A few years ago, I read a blog from Uncle Bob that advocated delaying the decision of your database as long as possible. The main motivation is that the database should not be the central hub of your application. Instead, your application should do things. That logic should be the focus of your application and the database should exist to support that. It is something that has resonated with me, but that I’ve never implemented. Whether using SQL Server or MongoDB, the decision always seems to come up early.
This past week I attended a talk at KCDC on graph databases. I had looked (very briefly) at graph databases in the past but didn’t give them much thought. On the drive home today, I realized that an app I had worked on in the past would have benefited from a graph database.
Without going into too many details (for the sake of brevity, not because I’m afraid you’ll steal my idea) the application was going to have horses that were being fostered & adopted, and people who would be rescuing, fostering, and adopting the horses. The horses would have lots of states (like different vet visits, shots, etc) as well as their current status (rescued, fostered, in training, adopted, deceased etc.)
At one point, I tried doing it in SQL with tables that mapped one person to multiple horses. One horse to multiple vaccination records etc. That seemed to get messy really quick. Then I tried MongoDB and had a single Horse document with all of its relevant information and a separate Person document with all their relevant information, including an array of horses that they owned.
Looking at it from a purely data standpoint, it seems like graph databases might fit the niche here. A horse (vertex) is owned (edge) by a person (vertex). Vertex and edge are central aspects of graph databases.
So today I created a real simple OrientDB database and threw a couple records in there and played around. It was actually fairly simple and seemed to confirm my initial feelings that maybe this would be a good match.
As I thought about this more and more I realized something. My mind tends to think primarily in an RDBMS way. What I mean by that is, I think “This entity connects to this entity” and I almost visually picture a DB diagram of SQL joins etc. Even if that’s not the best model. I think that is true of a lot of developers, certainly most developers who work with a database in a corporate environment.
I’m slowly starting to think of database records as documents, but that’s not the right answer.
Instead, I think the right answer is to look at how the data in your application interacts with other data in your system and then ask the question “What is the best way to represent this?” The danger is, a lot of times that question gets asked with the silent assumption being “What is the best relational way to represent this?”

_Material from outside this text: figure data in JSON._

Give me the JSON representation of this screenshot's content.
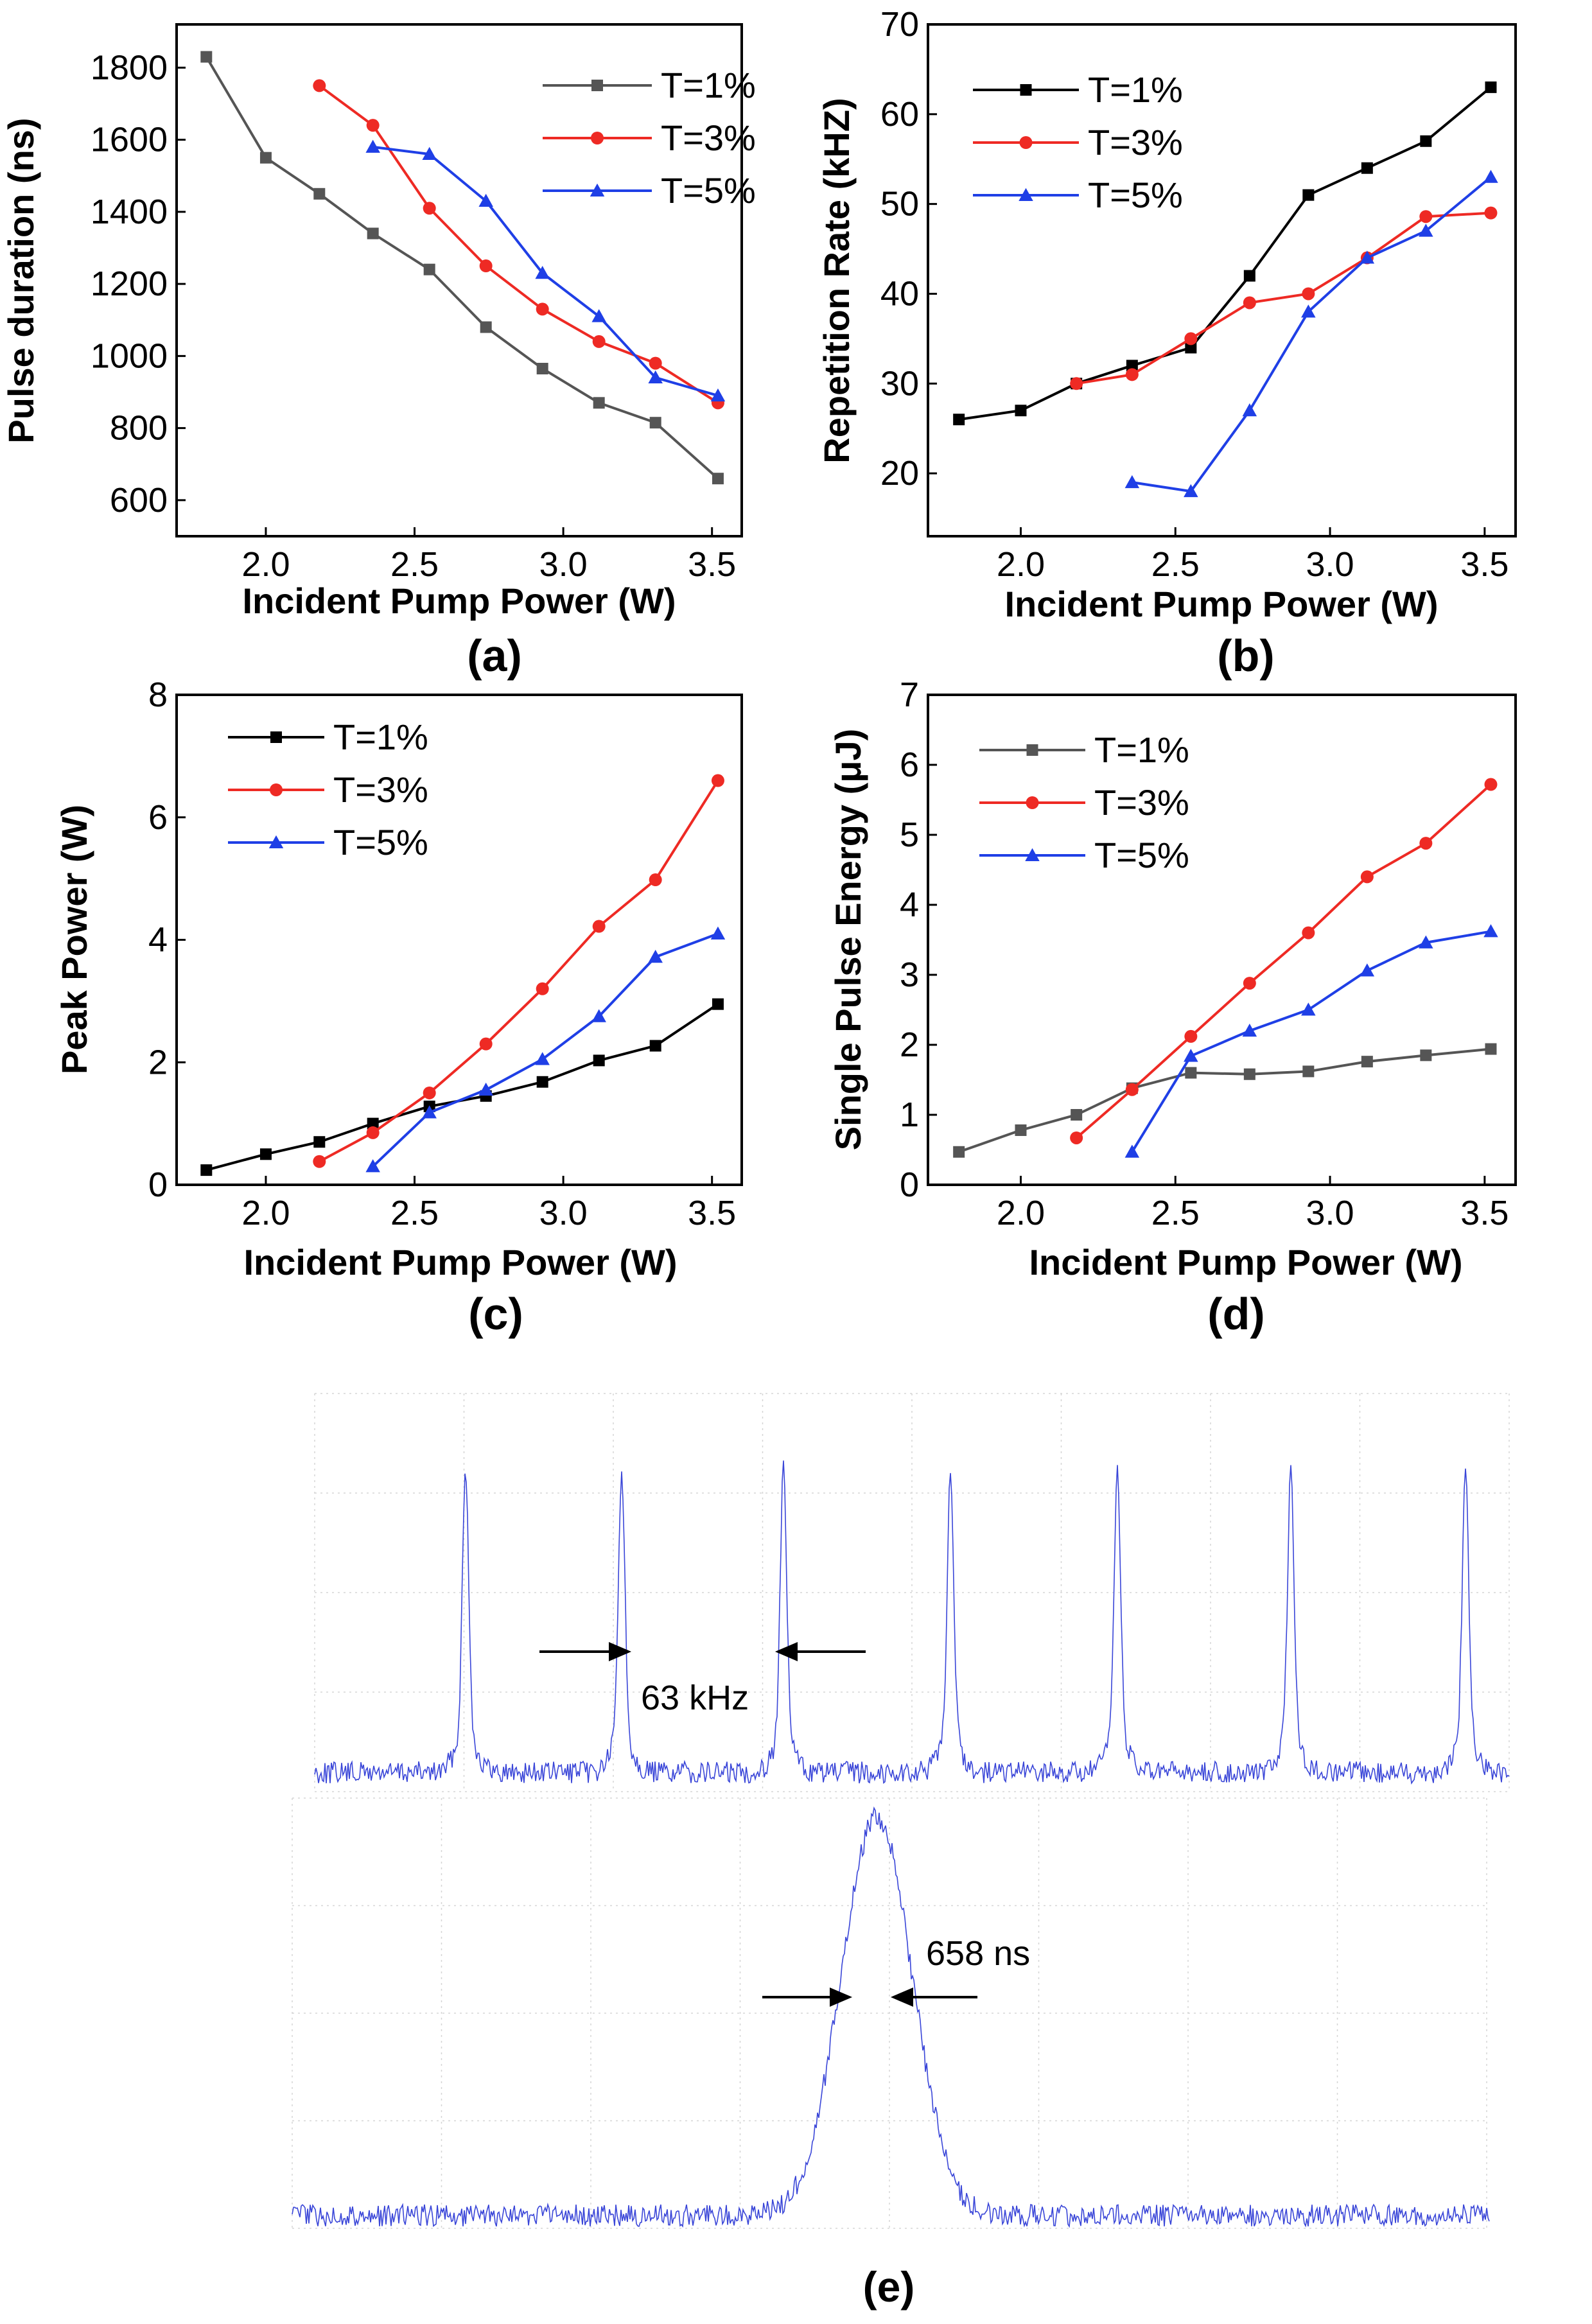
{
  "colors": {
    "t1": "#000000",
    "t3": "#ee2a24",
    "t5": "#1f3fe6",
    "scope": "#3a46d8"
  },
  "chart_data": [
    {
      "panel": "(a)",
      "type": "line",
      "xlabel": "Incident Pump Power (W)",
      "ylabel": "Pulse duration (ns)",
      "xlim": [
        1.7,
        3.6
      ],
      "ylim": [
        500,
        1920
      ],
      "xticks": [
        2.0,
        2.5,
        3.0,
        3.5
      ],
      "yticks": [
        600,
        800,
        1000,
        1200,
        1400,
        1600,
        1800
      ],
      "legend_position": "top-right",
      "grid": false,
      "series": [
        {
          "name": "T=1%",
          "color": "#555555",
          "marker": "square",
          "x": [
            1.8,
            2.0,
            2.18,
            2.36,
            2.55,
            2.74,
            2.93,
            3.12,
            3.31,
            3.52
          ],
          "y": [
            1830,
            1550,
            1450,
            1340,
            1240,
            1080,
            965,
            870,
            815,
            660
          ]
        },
        {
          "name": "T=3%",
          "color": "#ee2a24",
          "marker": "circle",
          "x": [
            2.18,
            2.36,
            2.55,
            2.74,
            2.93,
            3.12,
            3.31,
            3.52
          ],
          "y": [
            1750,
            1640,
            1410,
            1250,
            1130,
            1040,
            980,
            870
          ]
        },
        {
          "name": "T=5%",
          "color": "#1f3fe6",
          "marker": "triangle",
          "x": [
            2.36,
            2.55,
            2.74,
            2.93,
            3.12,
            3.31,
            3.52
          ],
          "y": [
            1580,
            1560,
            1430,
            1230,
            1110,
            940,
            890
          ]
        }
      ]
    },
    {
      "panel": "(b)",
      "type": "line",
      "xlabel": "Incident Pump Power (W)",
      "ylabel": "Repetition Rate (kHZ)",
      "xlim": [
        1.7,
        3.6
      ],
      "ylim": [
        13,
        70
      ],
      "xticks": [
        2.0,
        2.5,
        3.0,
        3.5
      ],
      "yticks": [
        20,
        30,
        40,
        50,
        60,
        70
      ],
      "legend_position": "top-left",
      "grid": false,
      "series": [
        {
          "name": "T=1%",
          "color": "#000000",
          "marker": "square",
          "x": [
            1.8,
            2.0,
            2.18,
            2.36,
            2.55,
            2.74,
            2.93,
            3.12,
            3.31,
            3.52
          ],
          "y": [
            26,
            27,
            30,
            32,
            34,
            42,
            51,
            54,
            57,
            63
          ]
        },
        {
          "name": "T=3%",
          "color": "#ee2a24",
          "marker": "circle",
          "x": [
            2.18,
            2.36,
            2.55,
            2.74,
            2.93,
            3.12,
            3.31,
            3.52
          ],
          "y": [
            30,
            31,
            35,
            39,
            40,
            44,
            48.6,
            49
          ]
        },
        {
          "name": "T=5%",
          "color": "#1f3fe6",
          "marker": "triangle",
          "x": [
            2.36,
            2.55,
            2.74,
            2.93,
            3.12,
            3.31,
            3.52
          ],
          "y": [
            19,
            18,
            27,
            38,
            44,
            47,
            53
          ]
        }
      ]
    },
    {
      "panel": "(c)",
      "type": "line",
      "xlabel": "Incident Pump Power (W)",
      "ylabel": "Peak Power (W)",
      "xlim": [
        1.7,
        3.6
      ],
      "ylim": [
        0,
        8
      ],
      "xticks": [
        2.0,
        2.5,
        3.0,
        3.5
      ],
      "yticks": [
        0,
        2,
        4,
        6,
        8
      ],
      "legend_position": "top-left",
      "grid": false,
      "series": [
        {
          "name": "T=1%",
          "color": "#000000",
          "marker": "square",
          "x": [
            1.8,
            2.0,
            2.18,
            2.36,
            2.55,
            2.74,
            2.93,
            3.12,
            3.31,
            3.52
          ],
          "y": [
            0.24,
            0.5,
            0.7,
            1.0,
            1.28,
            1.45,
            1.68,
            2.03,
            2.27,
            2.95
          ]
        },
        {
          "name": "T=3%",
          "color": "#ee2a24",
          "marker": "circle",
          "x": [
            2.18,
            2.36,
            2.55,
            2.74,
            2.93,
            3.12,
            3.31,
            3.52
          ],
          "y": [
            0.38,
            0.85,
            1.5,
            2.3,
            3.2,
            4.22,
            4.98,
            6.6
          ]
        },
        {
          "name": "T=5%",
          "color": "#1f3fe6",
          "marker": "triangle",
          "x": [
            2.36,
            2.55,
            2.74,
            2.93,
            3.12,
            3.31,
            3.52
          ],
          "y": [
            0.3,
            1.18,
            1.55,
            2.05,
            2.75,
            3.72,
            4.1
          ]
        }
      ]
    },
    {
      "panel": "(d)",
      "type": "line",
      "xlabel": "Incident Pump Power (W)",
      "ylabel": "Single Pulse Energy (μJ)",
      "xlim": [
        1.7,
        3.6
      ],
      "ylim": [
        0,
        7
      ],
      "xticks": [
        2.0,
        2.5,
        3.0,
        3.5
      ],
      "yticks": [
        0,
        1,
        2,
        3,
        4,
        5,
        6,
        7
      ],
      "legend_position": "top-left",
      "grid": false,
      "series": [
        {
          "name": "T=1%",
          "color": "#555555",
          "marker": "square",
          "x": [
            1.8,
            2.0,
            2.18,
            2.36,
            2.55,
            2.74,
            2.93,
            3.12,
            3.31,
            3.52
          ],
          "y": [
            0.47,
            0.78,
            1.0,
            1.38,
            1.6,
            1.58,
            1.62,
            1.76,
            1.85,
            1.94
          ]
        },
        {
          "name": "T=3%",
          "color": "#ee2a24",
          "marker": "circle",
          "x": [
            2.18,
            2.36,
            2.55,
            2.74,
            2.93,
            3.12,
            3.31,
            3.52
          ],
          "y": [
            0.67,
            1.36,
            2.12,
            2.88,
            3.6,
            4.4,
            4.88,
            5.72
          ]
        },
        {
          "name": "T=5%",
          "color": "#1f3fe6",
          "marker": "triangle",
          "x": [
            2.36,
            2.55,
            2.74,
            2.93,
            3.12,
            3.31,
            3.52
          ],
          "y": [
            0.47,
            1.84,
            2.2,
            2.5,
            3.06,
            3.46,
            3.62
          ]
        }
      ]
    }
  ],
  "oscilloscope": {
    "panel": "(e)",
    "pulse_train_annotation": "63 kHz",
    "pulse_width_annotation": "658 ns"
  }
}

It’s a lot more work, but what if we looked at the data and then spent a little bit of time searching to see if there was any existing technology that matched what we were trying to do. It’s hard, because sometimes we don’t even know what question to ask. However, the more I’m exposed to different options (RDBMS, document store, graph database) the more it helps to break me out of the mindset of a database table that knows about another database table.